Home Retail Group Plc, owners of the Argos and Homebase retail chains saw their shares rise 7.75 pence to 266 pence prior to the release of an interim management statement.

Overall, FTSE 100 rose again yesterday, this time by 25.12 points to finish on 4,461. 87 while the FTSE 250 rose 24.46 points to close on 7,754.44

Sterling has reached its highest level against the euro since the start of the year after data suggested the UK recession may be over.

The pound was worth 1.1758 Euros in early afternoon trading, up from the previous day’s high of 1.1672 Euros.
Pound/US dollar 1.6578
Pound/Euro 1.1758
Pound/Japanese Yen 161.9284
Pound/Swiss Franc 1.7735

US stocks made a recovery on Thursday on the back of some positive economic news from the Federal Reserve.

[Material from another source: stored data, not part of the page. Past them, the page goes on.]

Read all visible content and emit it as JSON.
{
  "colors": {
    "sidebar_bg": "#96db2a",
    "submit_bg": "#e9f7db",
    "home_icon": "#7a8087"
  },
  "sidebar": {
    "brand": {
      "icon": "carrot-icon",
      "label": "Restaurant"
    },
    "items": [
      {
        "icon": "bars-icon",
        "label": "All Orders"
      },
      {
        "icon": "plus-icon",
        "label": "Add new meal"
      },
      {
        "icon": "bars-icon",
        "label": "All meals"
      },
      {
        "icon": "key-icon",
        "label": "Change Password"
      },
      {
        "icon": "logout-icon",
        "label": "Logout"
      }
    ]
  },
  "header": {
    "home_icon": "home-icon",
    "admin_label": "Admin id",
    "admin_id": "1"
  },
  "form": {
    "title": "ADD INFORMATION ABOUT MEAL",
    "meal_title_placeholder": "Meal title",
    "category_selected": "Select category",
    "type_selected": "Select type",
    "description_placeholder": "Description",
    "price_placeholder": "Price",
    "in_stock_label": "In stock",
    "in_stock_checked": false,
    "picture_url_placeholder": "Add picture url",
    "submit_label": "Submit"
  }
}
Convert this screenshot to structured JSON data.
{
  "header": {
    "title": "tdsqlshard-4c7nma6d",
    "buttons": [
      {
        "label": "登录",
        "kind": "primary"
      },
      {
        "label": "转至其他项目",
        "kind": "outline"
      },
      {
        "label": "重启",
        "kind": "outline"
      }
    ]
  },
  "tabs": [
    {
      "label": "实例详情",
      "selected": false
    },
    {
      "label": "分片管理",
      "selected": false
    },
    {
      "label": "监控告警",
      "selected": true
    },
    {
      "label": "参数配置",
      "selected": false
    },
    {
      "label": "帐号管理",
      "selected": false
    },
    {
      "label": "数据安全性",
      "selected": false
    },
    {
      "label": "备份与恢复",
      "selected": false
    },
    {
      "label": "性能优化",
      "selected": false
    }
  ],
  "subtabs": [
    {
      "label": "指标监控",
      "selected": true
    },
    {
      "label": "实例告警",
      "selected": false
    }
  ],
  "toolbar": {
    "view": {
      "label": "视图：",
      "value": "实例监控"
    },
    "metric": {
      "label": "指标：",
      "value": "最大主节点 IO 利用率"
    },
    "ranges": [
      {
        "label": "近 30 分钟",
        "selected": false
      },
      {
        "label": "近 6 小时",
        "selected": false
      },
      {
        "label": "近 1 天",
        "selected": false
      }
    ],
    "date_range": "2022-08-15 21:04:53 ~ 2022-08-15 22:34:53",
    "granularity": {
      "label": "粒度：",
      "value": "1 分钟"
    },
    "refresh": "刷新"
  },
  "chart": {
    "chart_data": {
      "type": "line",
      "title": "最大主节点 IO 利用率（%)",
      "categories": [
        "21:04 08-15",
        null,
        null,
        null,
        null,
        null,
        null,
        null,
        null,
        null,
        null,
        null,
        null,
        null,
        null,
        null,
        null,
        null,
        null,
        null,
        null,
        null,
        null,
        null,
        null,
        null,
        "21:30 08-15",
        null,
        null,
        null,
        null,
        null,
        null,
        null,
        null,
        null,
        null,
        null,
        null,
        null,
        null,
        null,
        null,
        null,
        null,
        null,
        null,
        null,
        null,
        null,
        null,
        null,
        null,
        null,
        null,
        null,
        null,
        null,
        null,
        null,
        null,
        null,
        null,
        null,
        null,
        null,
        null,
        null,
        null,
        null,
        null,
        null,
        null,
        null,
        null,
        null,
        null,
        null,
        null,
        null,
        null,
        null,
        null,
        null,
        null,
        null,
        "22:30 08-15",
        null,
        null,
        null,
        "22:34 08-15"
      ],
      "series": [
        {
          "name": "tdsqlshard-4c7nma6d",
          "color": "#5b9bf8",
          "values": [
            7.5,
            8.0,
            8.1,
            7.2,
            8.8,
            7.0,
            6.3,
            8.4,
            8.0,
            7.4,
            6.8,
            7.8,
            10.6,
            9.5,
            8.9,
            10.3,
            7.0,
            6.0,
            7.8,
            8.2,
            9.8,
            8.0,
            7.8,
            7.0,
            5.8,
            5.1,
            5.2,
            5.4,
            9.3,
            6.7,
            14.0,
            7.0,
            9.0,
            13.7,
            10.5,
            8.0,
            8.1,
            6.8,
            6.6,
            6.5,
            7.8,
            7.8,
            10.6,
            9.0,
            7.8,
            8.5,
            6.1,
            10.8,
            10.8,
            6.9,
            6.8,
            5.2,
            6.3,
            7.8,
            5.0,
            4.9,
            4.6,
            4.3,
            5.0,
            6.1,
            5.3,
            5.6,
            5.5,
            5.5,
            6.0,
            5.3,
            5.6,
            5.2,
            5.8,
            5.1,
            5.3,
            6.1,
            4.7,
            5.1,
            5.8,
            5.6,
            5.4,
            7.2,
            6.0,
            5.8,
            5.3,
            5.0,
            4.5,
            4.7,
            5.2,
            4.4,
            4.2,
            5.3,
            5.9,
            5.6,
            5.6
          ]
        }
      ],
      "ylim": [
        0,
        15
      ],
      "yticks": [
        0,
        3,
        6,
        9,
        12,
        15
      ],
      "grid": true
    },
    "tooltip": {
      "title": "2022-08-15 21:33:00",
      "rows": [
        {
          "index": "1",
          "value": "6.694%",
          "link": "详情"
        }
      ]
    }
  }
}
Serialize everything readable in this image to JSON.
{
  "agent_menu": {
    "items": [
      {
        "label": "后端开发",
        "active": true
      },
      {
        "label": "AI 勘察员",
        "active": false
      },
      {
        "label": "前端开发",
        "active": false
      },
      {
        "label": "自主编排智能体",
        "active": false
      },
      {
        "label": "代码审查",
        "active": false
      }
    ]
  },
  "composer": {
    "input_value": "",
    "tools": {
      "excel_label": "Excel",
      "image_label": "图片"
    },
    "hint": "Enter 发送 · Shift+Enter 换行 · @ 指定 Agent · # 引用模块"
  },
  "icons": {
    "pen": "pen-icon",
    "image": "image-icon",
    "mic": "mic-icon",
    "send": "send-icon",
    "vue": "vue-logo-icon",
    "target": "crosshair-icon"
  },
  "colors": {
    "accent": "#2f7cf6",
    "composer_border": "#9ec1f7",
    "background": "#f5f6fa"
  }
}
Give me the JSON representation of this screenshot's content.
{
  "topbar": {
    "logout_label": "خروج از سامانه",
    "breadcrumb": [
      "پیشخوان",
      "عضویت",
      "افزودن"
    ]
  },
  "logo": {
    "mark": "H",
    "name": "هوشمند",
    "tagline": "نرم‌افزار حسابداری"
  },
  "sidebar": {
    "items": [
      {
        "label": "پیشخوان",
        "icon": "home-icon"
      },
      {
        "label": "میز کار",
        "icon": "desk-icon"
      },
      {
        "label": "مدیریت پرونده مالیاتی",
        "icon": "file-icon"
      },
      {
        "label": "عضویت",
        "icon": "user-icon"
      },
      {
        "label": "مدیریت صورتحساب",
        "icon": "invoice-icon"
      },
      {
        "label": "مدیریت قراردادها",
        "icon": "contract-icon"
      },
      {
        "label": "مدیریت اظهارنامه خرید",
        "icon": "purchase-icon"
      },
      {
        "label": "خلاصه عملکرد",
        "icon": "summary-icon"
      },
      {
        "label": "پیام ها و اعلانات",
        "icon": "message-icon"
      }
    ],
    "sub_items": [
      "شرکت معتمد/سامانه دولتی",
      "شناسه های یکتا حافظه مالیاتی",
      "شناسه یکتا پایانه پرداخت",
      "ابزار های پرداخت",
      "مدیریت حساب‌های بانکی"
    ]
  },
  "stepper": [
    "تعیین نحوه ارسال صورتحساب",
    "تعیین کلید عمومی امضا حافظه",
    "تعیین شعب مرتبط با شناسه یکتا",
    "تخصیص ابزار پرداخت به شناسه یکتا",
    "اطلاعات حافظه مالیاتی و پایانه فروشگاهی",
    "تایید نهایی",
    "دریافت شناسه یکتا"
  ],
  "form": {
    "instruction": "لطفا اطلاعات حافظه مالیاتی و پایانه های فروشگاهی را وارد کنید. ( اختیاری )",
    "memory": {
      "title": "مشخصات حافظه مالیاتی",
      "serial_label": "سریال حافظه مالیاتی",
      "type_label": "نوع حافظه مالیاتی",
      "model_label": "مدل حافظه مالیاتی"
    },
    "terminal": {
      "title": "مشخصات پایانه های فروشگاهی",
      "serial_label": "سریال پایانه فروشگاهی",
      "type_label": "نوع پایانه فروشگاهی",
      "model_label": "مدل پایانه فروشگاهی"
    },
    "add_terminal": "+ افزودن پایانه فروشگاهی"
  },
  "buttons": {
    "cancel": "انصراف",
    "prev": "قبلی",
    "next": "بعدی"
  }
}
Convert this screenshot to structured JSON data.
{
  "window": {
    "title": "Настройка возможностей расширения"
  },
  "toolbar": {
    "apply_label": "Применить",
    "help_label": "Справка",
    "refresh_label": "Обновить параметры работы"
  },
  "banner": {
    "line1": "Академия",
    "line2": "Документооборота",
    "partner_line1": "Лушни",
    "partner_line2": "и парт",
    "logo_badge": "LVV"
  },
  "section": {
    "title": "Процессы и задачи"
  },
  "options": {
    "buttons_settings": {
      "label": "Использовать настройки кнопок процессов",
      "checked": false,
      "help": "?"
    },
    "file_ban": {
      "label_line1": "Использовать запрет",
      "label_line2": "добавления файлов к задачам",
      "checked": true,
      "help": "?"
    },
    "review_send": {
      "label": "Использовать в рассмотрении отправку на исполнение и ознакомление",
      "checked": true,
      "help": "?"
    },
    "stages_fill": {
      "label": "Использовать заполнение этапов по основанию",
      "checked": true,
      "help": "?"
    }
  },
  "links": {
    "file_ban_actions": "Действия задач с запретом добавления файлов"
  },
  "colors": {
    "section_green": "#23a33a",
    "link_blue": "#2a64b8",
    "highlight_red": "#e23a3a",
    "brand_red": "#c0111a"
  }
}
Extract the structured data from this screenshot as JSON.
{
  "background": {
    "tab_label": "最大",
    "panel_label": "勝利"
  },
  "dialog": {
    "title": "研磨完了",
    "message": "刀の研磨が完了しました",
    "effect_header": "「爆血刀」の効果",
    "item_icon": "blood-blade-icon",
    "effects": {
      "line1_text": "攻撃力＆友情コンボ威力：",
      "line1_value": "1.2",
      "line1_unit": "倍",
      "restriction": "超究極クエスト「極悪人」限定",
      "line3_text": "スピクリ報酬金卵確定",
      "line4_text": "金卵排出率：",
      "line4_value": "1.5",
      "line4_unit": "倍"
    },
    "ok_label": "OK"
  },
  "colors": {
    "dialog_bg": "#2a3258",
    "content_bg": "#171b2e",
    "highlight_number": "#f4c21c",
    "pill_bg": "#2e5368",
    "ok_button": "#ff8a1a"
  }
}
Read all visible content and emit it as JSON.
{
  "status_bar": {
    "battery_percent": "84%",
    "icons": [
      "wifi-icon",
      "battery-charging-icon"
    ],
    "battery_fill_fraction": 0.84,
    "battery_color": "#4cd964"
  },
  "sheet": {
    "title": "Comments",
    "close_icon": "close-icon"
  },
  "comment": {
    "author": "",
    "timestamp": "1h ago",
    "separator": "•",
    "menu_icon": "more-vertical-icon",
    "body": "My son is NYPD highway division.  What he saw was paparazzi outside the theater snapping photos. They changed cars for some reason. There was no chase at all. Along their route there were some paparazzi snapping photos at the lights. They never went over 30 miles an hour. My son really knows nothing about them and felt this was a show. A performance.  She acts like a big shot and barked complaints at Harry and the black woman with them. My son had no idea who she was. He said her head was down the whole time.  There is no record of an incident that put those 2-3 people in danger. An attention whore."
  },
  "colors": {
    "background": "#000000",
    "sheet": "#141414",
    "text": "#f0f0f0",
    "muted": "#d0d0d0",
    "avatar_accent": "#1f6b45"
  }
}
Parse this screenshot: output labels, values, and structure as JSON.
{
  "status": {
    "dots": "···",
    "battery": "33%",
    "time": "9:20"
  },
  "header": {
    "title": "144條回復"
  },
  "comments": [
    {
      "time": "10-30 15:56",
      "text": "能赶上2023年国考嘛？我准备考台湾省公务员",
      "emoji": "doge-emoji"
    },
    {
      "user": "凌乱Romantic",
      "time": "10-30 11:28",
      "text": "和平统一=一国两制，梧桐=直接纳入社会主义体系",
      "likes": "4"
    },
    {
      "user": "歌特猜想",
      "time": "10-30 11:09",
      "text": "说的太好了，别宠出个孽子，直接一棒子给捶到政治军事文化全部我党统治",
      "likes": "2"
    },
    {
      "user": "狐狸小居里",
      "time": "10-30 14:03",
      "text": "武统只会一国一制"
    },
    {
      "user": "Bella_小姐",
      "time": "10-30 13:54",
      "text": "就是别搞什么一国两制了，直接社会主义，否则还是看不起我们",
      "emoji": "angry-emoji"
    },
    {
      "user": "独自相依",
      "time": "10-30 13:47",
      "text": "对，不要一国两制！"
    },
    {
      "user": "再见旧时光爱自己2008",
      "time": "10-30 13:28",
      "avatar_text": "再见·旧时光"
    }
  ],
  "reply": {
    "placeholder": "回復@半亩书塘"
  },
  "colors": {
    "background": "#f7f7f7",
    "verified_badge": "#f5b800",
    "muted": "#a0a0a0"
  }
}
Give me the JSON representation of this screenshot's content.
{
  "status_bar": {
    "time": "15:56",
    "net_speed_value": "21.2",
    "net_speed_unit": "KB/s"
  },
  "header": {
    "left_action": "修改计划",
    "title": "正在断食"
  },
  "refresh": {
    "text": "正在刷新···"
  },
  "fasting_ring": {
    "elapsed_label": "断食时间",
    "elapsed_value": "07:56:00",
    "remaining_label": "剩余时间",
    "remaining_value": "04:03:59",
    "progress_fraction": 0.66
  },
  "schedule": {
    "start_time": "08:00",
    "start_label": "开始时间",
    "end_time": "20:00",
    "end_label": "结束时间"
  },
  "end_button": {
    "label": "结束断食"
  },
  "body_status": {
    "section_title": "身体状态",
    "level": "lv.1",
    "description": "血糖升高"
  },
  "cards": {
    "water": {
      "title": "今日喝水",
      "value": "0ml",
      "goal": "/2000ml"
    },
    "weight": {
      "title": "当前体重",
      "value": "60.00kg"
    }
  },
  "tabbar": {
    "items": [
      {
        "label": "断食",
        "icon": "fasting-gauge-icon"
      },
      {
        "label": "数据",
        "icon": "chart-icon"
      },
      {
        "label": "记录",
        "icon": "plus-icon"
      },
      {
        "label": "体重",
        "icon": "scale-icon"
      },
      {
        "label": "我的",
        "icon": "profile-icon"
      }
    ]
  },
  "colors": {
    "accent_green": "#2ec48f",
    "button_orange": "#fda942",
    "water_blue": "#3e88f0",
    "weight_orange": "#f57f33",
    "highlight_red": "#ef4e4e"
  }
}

The Dow Jones rose 31.9 points to 8770.92, while the NASDAQ recovered by 9.29 points to close on 1862.3.
As part of a raft of executive compensation reforms, The salaries of the top 100 employees at seven US companies who have been recipients of government bail-out funds are due to be vetted by a “special master” named by US government officials. The administration is also expected to institute legislation that would force public companies to hold non-binding shareholder votes on executive pay every year. That news should set some corporate knees knocking.

According to reports from the International Energy Agency (IEA), demand for oil in 2009 looks like being higher than previously expected, although it would still be in decline from the previous year. Estimates are that daily global oil consumption will be 83.3 million barrels a day.

The increased demand added to signs that the worst of the global recession is over.